Captive breeding only works  when animals can go home AKClay

By David Suzuki with contributions from Ontario Science Projects Manager Rachel Plotkin

B.C. is spending hundreds of thousands of dollars on a captive breeding program to protect spotted owls. With an estimated six of the owls left in the wild in Canada, all in B.C., that seems like good news. But while the program includes some habitat protection, the province is also approving logging in habitat the owl needs to survive.

It’s a major flaw in government-led conservation efforts. Stories of captive breeding programs that lead to successful animal re-introduction are happy, but they’re often born out of sad stories about the animals’ plight.

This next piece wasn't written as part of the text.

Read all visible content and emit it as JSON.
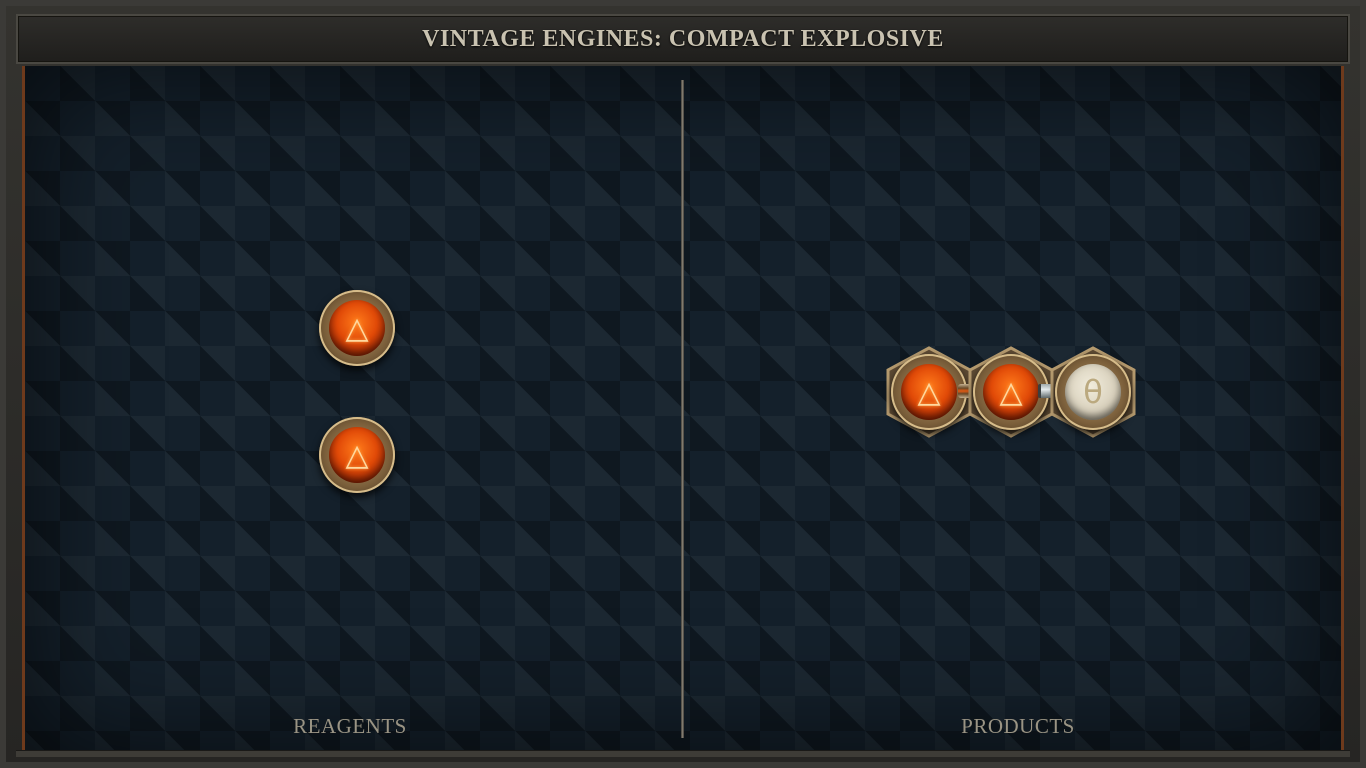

Captive breeding programs are last-ditch efforts to save animals after humans have degraded or destroyed their habitat to the point where it’s difficult for them to survive. In almost every case, experts and regulators are aware of the species’ decline and the reasons behind it, but calls for habitat conservation go unheeded, or efforts are inadequate to ensure the animals can continue.

Species don’t disappear overnight. Activities that degrade and destroy habitat are allowed to continue until a species is driven to point where it can no longer function in the wild and needs human help.

Conservation would work better if land-use management regimes focused on maintaining habitat wildlife needs to survive before it’s too late. Instead, we wait until tipping points have been passed and then scramble to capture animals for breeding.